I mention Iran in particular because d’Escoto made a five-day visit there in March, with his expenses apparently paid by the Iranian government. He returned to New York to hold a press conference trashing free countries such as the U.S., and praising Iran’s regime as one enjoying “great respect.” For more detail, here’s a link to my column at the time for Forbes.com , covering D’Escoto’s performance on that occasion.
D’Escoto took special pains to denounce the U.S. for having “demonized” his buddy, Iran’s Mahmoud Ahmadinejad — whose rigged “relection” as president on June 12th, as we all know, has inspired massive protests inside Iran itself.
Wielding the credentials of president of the UN General Assembly, D’Escoto enjoys the pernicious position of being a prominent official who is responsible in theory to everyone, but in practice is accountable to almost no one — while serving at the pleasure of a General Assembly which is dominated by unfree states. The GA’s most powerful voting bloc is the 57-member Organization of the Islamic Conference, which overlaps with the so-called Group of 77 — a UN caucus organization which actually includes 130 members, who chose as their chairman for 2009 … wait for it… Sudan. That’s the kind of crowd behind d’Escoto.

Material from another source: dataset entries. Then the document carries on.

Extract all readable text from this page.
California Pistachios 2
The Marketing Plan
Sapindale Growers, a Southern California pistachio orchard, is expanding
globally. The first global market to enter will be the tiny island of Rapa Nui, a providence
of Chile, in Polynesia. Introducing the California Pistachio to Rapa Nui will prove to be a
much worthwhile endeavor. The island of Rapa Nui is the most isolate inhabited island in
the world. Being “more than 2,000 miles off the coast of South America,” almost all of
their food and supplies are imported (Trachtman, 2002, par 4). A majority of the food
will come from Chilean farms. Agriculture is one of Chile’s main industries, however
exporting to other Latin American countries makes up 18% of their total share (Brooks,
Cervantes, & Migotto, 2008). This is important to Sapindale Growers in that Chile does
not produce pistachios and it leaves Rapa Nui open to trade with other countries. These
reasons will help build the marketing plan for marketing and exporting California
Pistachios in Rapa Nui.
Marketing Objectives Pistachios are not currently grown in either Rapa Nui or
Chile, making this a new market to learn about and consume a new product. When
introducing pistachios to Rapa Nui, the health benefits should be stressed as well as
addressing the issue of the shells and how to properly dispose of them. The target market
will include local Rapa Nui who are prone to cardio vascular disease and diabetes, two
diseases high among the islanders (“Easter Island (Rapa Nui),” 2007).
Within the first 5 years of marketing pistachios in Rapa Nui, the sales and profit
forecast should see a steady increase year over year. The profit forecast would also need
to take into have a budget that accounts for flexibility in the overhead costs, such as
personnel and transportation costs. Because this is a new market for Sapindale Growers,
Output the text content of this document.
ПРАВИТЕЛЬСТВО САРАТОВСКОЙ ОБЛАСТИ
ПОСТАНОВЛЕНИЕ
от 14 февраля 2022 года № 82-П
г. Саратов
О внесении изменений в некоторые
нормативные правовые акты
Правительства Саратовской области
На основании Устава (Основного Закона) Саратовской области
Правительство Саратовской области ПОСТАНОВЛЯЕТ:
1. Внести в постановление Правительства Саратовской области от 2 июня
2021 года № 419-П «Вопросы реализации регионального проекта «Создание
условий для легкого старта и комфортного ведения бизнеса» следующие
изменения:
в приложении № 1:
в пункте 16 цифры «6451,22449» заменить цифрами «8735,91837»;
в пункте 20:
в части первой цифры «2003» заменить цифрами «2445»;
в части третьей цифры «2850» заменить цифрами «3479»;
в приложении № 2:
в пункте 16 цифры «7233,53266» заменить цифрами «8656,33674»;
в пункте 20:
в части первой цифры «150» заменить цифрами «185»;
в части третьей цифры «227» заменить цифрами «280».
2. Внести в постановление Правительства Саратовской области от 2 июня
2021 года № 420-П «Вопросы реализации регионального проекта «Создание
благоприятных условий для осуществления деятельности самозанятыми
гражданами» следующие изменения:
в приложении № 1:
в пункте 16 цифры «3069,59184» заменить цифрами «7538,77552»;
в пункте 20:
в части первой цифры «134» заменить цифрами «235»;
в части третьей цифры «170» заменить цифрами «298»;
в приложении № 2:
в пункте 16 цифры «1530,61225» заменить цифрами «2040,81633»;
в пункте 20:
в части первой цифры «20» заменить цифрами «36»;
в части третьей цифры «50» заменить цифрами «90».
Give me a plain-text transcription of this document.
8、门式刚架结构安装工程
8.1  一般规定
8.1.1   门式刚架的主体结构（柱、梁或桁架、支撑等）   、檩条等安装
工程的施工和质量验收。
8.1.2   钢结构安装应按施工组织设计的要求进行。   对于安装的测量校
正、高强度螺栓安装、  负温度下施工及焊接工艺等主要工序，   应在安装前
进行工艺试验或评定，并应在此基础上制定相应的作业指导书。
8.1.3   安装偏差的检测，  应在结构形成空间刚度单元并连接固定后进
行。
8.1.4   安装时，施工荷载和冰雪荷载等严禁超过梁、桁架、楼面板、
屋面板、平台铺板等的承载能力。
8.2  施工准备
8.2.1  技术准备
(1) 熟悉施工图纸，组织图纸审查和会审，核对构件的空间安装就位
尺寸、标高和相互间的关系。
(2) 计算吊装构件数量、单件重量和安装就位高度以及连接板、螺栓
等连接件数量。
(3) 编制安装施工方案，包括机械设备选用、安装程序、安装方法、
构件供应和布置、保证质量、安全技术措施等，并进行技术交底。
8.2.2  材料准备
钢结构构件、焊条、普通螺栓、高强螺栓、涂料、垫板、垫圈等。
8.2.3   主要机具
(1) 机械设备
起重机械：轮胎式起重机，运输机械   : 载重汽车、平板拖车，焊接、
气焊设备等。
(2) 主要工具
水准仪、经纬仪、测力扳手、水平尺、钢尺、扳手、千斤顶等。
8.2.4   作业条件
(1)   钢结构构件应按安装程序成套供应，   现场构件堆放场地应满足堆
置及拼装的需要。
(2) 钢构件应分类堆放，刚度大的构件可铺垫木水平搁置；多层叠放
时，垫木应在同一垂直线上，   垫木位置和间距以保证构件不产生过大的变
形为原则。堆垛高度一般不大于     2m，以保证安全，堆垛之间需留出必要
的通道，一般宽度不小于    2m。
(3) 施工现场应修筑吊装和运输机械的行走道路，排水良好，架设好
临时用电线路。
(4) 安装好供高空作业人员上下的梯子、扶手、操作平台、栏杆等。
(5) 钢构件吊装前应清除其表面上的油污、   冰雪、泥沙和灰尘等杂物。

Whatever the perils and complexities ahead for Honduras, as its people try to defy the despotic shadows spreading out of places such as Venezuela, Iran, and the UN itself, the last thing any democrat anywhere needs to see, especially in a moment of crisis such as Honduras now faces, is the bulky figure of Miguel D’Escoto Brockman, disembarking from a plane, and offering his own variation on one of the world’s most terrifying sentences: I’m from the UN, and I’m here to help you.